Dr Cadoo told attendees: “PARP inhibitors have been amazing and they have changed the landscape of ovarian cancer, but as some of this data emerges, we need to be cautious. I would say we don’t have overall survival data for a number of the PARP inhibitor maintenance studies…. I don’t think that this is necessarily specific to [a particular drug], but I think there may be class effect issues here that we need to be watching out for.”
She continued: “For women who have BRCA-associated ovarian cancer, PARP inhibitors have been absolutely revolutionary. We know with any oncology therapy, moving it to the frontline is likely the place to achieve the maximum benefit – it has the potential to cure these women, and that is unbelievable. But we also need to understand why in more women with BRCA-associated ovarian cancers, that curve doesn’t plateau more, and why do people get progression of disease or recurrence.

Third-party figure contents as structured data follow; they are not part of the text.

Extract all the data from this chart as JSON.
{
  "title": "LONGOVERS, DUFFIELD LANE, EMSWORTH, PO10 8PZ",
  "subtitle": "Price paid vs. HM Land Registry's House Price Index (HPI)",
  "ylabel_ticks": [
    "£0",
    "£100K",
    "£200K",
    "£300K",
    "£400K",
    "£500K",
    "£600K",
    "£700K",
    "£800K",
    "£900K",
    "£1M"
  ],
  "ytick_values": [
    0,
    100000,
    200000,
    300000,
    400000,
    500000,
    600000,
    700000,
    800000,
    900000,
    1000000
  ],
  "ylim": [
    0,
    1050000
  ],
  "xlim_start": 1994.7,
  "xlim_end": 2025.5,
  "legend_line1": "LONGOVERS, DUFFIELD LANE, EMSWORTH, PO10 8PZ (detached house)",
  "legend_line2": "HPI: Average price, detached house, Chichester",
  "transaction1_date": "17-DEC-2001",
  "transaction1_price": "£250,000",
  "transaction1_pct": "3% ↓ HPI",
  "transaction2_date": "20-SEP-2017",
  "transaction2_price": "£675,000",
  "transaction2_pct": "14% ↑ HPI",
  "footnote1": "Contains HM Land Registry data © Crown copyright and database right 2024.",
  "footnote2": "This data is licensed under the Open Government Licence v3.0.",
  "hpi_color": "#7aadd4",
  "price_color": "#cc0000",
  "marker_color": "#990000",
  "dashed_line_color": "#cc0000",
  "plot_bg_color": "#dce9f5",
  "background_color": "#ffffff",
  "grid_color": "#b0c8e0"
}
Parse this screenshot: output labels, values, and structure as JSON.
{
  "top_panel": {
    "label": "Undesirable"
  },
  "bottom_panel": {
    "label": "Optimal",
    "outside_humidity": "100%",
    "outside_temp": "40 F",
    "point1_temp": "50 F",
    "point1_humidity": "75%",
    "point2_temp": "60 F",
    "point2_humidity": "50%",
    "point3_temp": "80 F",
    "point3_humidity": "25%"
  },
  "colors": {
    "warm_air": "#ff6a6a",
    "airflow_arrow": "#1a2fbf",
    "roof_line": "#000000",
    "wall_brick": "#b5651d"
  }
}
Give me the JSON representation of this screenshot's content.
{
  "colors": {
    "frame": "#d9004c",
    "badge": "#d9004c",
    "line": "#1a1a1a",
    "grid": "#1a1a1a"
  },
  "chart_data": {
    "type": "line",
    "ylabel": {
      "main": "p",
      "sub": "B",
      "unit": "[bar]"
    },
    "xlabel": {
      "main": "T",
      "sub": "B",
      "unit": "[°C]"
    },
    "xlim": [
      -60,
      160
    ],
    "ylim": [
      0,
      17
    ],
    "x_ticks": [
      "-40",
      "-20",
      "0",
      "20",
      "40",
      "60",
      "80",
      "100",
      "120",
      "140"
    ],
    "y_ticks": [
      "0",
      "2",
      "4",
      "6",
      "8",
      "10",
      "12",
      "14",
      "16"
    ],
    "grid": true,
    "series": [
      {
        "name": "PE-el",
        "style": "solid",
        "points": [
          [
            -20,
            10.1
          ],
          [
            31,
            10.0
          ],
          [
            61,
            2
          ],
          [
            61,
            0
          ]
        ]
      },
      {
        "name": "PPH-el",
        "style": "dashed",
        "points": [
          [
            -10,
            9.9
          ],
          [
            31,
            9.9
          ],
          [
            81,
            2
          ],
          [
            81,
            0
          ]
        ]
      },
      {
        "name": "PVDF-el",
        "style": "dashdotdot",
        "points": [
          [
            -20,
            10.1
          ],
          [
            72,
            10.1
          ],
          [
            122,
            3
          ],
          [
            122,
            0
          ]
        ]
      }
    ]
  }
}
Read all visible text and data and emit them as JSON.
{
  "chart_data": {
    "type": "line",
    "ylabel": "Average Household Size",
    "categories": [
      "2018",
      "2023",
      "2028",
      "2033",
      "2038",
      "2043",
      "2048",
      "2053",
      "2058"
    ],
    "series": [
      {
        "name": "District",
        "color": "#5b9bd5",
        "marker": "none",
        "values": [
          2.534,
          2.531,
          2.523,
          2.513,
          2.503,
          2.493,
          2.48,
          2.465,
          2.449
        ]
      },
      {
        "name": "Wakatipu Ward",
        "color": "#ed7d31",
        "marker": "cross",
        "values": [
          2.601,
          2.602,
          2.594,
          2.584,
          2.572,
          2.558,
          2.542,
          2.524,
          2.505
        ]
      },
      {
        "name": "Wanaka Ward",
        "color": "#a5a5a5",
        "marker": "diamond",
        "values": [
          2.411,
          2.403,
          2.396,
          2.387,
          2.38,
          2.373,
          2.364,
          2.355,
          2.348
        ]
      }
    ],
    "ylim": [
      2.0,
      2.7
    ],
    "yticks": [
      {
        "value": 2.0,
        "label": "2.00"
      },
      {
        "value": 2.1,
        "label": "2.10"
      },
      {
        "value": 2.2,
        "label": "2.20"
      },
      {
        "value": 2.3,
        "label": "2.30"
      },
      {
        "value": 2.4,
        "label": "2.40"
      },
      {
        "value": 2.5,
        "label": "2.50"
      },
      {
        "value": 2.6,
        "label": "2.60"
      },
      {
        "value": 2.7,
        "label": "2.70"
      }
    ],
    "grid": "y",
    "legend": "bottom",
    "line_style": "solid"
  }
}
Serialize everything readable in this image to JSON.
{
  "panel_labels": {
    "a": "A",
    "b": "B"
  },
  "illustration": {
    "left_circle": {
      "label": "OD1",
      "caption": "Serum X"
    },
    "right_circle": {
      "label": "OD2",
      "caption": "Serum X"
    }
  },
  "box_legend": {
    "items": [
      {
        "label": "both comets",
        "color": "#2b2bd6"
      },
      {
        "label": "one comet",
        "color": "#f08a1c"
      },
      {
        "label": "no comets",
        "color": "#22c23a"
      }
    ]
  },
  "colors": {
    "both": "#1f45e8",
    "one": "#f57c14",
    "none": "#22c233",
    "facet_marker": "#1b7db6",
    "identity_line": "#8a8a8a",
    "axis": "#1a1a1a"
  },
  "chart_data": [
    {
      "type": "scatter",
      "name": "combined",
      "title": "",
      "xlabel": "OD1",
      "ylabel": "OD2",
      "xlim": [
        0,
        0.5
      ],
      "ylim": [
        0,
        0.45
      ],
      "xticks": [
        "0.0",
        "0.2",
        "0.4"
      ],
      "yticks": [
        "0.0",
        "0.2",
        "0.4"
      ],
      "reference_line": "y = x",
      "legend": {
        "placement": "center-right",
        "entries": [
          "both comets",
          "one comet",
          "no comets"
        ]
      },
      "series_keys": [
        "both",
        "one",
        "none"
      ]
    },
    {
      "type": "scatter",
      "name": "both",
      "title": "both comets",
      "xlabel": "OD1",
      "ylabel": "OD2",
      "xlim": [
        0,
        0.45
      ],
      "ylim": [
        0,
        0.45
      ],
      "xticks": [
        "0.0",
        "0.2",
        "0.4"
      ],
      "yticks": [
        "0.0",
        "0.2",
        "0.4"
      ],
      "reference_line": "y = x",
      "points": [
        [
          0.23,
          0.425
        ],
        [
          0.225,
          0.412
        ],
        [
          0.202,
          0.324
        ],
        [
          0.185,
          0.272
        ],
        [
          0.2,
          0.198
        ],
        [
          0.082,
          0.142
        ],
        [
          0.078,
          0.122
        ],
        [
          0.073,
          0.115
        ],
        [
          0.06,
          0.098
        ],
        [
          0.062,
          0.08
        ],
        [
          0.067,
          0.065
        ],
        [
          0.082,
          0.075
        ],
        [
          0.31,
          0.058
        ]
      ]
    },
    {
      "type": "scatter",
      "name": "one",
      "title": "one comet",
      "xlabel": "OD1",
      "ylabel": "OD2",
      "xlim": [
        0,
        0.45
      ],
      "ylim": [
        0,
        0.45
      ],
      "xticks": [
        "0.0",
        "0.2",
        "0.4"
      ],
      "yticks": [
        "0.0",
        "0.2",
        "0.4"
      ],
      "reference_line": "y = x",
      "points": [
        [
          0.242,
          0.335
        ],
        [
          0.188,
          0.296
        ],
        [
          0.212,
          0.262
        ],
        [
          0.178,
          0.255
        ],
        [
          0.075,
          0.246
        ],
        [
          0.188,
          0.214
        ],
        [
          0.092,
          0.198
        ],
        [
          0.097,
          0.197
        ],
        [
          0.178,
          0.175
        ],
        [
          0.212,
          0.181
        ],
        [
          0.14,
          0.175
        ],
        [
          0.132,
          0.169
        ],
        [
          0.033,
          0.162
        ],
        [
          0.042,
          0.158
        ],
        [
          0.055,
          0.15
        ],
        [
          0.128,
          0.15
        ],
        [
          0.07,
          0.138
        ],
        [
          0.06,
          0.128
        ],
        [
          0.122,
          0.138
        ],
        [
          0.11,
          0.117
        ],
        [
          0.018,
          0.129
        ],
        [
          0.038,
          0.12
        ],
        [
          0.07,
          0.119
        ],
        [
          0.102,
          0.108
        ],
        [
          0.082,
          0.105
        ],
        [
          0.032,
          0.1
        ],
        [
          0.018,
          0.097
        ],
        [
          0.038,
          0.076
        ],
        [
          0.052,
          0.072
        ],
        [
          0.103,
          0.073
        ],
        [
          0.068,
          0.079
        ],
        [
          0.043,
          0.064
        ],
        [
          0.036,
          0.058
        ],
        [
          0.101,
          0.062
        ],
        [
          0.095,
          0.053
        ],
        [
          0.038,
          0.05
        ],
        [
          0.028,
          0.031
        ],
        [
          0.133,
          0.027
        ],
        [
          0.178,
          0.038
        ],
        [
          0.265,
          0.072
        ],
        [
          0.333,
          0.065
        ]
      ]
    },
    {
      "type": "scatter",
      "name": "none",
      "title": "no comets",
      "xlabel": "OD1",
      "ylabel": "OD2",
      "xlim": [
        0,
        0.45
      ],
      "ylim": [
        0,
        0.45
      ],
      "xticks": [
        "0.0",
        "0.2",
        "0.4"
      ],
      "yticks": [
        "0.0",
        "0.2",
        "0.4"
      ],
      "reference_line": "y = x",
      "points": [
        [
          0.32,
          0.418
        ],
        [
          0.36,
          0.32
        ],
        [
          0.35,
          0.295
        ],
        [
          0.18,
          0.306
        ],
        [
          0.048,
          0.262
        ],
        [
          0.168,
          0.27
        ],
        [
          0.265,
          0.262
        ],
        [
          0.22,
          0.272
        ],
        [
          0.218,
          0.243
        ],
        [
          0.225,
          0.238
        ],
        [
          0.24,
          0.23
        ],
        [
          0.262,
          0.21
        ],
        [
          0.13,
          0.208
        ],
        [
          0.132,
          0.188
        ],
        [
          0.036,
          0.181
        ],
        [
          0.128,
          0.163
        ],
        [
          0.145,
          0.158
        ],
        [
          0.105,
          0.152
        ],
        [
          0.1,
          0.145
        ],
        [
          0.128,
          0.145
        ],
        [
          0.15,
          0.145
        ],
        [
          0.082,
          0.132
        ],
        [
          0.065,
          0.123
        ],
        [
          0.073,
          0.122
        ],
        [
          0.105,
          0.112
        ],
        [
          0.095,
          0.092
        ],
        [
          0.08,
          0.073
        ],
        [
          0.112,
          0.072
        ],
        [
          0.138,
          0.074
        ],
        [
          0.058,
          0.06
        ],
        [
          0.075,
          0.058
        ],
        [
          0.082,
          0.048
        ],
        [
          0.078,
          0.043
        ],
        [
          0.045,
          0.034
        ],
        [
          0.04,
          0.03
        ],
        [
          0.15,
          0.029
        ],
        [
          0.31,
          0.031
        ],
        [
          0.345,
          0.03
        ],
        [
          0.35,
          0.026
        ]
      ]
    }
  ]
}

“The other question is around the magnitude of benefit with PARP inhibitors – when that decreases, we need to be mindful,” she told the conference. “We know that with BRCA, then HRD [homologous recombination deficiency] then HRP [homologous recombination proficient], the magnitude of benefit declines. We know that part of this is because their HRD testing is not adequate and doesn’t sort things out properly, and we have work to do in that space. But if the absolute gains on modest recombination proficient tumours are small, we may have issues, even in the frontline setting.”
Dr Cadoo summarised: “For women with platinum-sensitive BRCA-associated ovarian cancer, I think they should be treated with a PARP inhibitor. I think that includes the new current platinum-sensitive space and includes somatic BRCA, and as I said, these are revolutionary. But I also think we need to understand the mechanism of resistance and how we can do better. For BRCA wild type, for these women who are on PARP inhibitors, and with this new data, we need to have a very clear conversation that includes updated data, updated international approval status, and the data limitations.
“I do understand that progression-free survival is important for women; this is a very morbid disease,” she continued. “There may be women who say they want to stay on their therapy, but they need to have the opportunity to make that decision for themselves.”